Greentech Media
- Type: Online newspaper
- Owner: Wood Mackenzie
- Editor-in-chief: Stephen Lacey
- Founded: 2007
- Ceased publication: 2021
- Language: English
- Headquarters: Boston
- Website: greentechmedia.com

= Greentech Media =

American media company

Greentech Media, also known as GTM, was a media company based in Massachusetts, United States, that generated online daily reports, market research studies, and news on green technology and green jobs.

== History ==
Greentech Media was founded in February 2007 by Scott Clavenna and Rick Thompson, and raised $1 million in venture capital funding the following May. In May 2008, it announced it raised another $2.75 million.

In 2016, the research and consultancy group Wood Mackenzie acquired the company.

In February 2021, Wood Mackenzie announced the closure of the company. The company had four offices, in Boston, New York, San Francisco and Munich.
== Podcasts ==

=== Political Climate ===
Political Climate was debuted by Greentech Media in April 2018. In 2019, it became funded by the USC Schwarzenegger Institute with support from the Leonardo DiCaprio Foundation, and later from Canary Media and think tank Third Way.

In December 2022, Political Climate announced it was "taking a break" for an indefinite period.

In April 2024, the podcast returned under the production of Latitude Media.

==== Format ====
Political Climate covered recent news items relating to climate activism and politics in the United States of America. It typically featured a debate on energy and environmental policy between its 'resident Republican' Shane Skelton and its 'resident Democrat' Brandon Hurlbut, moderated by journalist Julia Pyper. Since the re-launch of the show in 2024, Emily Domenech has served as the show's 'resident Republican'.

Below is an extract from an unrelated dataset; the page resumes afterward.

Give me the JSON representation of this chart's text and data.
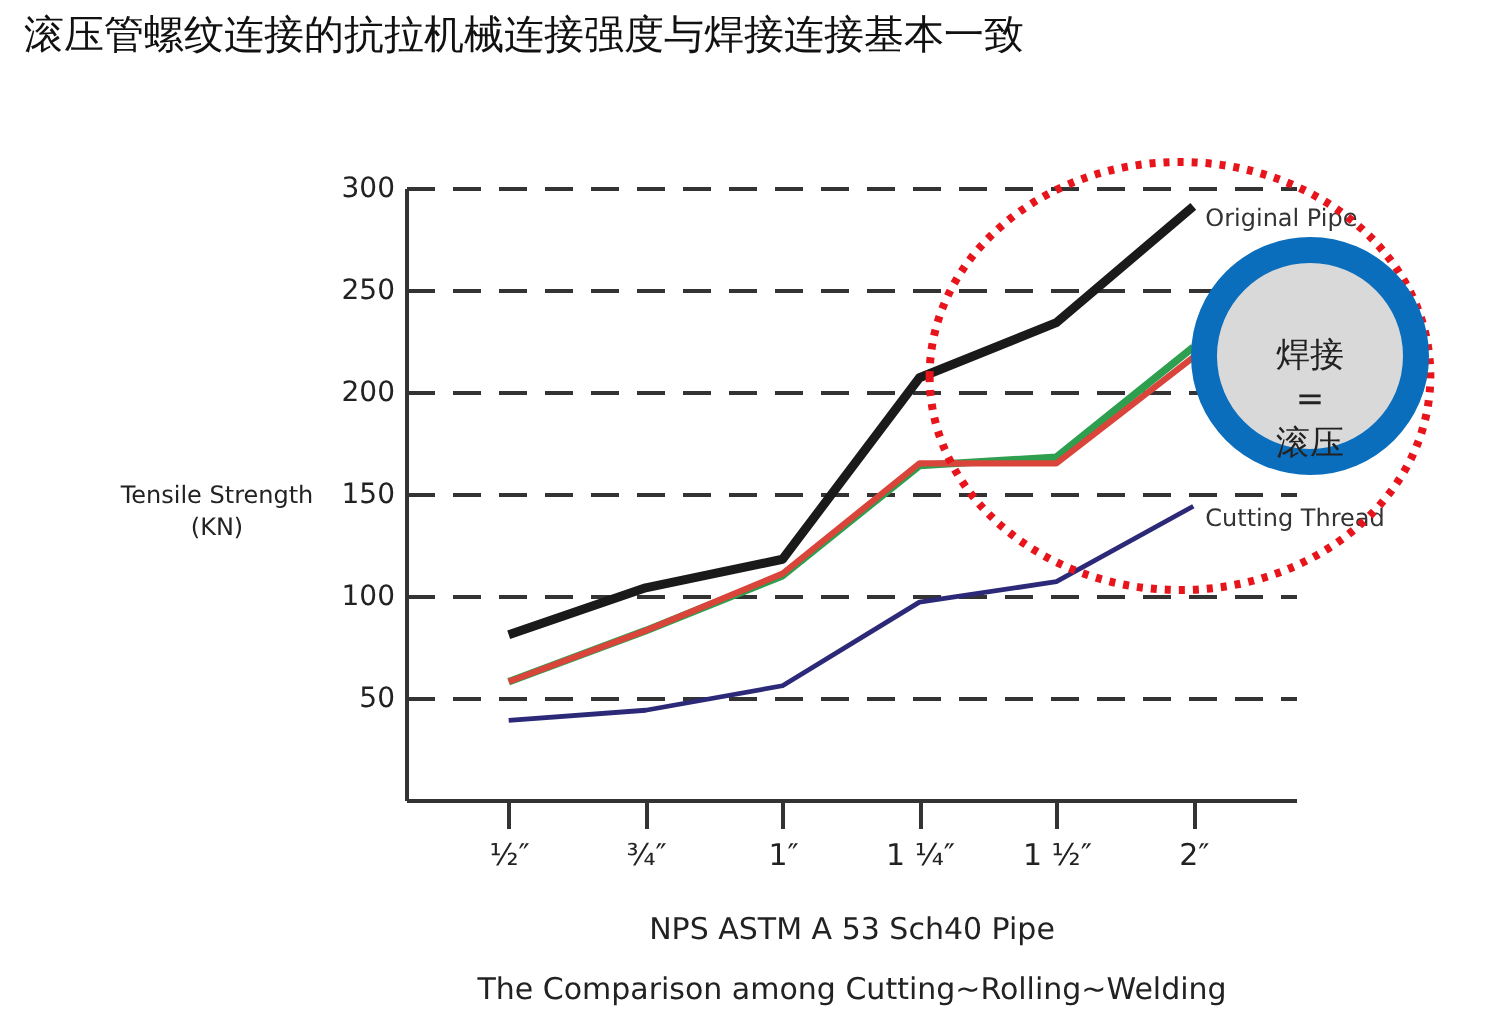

The podcast occasionally featured interviews with politicians, activists, and journalists. Notable guests included United Nations Secretary-General António Guterres, former Governor of California Arnold Schwarzenegger, environmental activist Greta Thunberg, former United States Secretary of State John Kerry, United States Senator Alex Padilla, and former United States Congressman Carlos Curbelo.

==== Awards ====
At the 2022 Cleanie Awards, Political Climate won the People's Choice Award for Top Clean Energy and Sustainability Podcast.

=== Other podcasts ===
Greentech Media produced two other podcasts: Energy Gang, a weekly digest of energy topics, hosted by Stephen Lacey, Katherine Hamilton, and Jigar Shah, and The Interchange, a more technical energy podcast featuring industry insights, hosted by Stephen Lacey and Shayle Kann.

Energy Gang and The Interchange have both continued under the Wood Mackenzie brand.

== Reception and legacy ==
In 2010, the Webby Awards recognised Greentech Media as an Honoree of its 'Websites and Mobile Sites Sustainability & Environment' category.

In 2021, the founder and CEO of CleanTechnica, Scott Cooney, said Greentech Media was "seen as one of the top cleantech sites globally for the last decade plus". Swarnav S Pujari of Gaiascope called it the "go-to publication for cleantech news and analysis".

In April 2021, shortly after Greentech Media closed, several of its journalists and staff members launched Canary Media, an independent affiliate of RMI.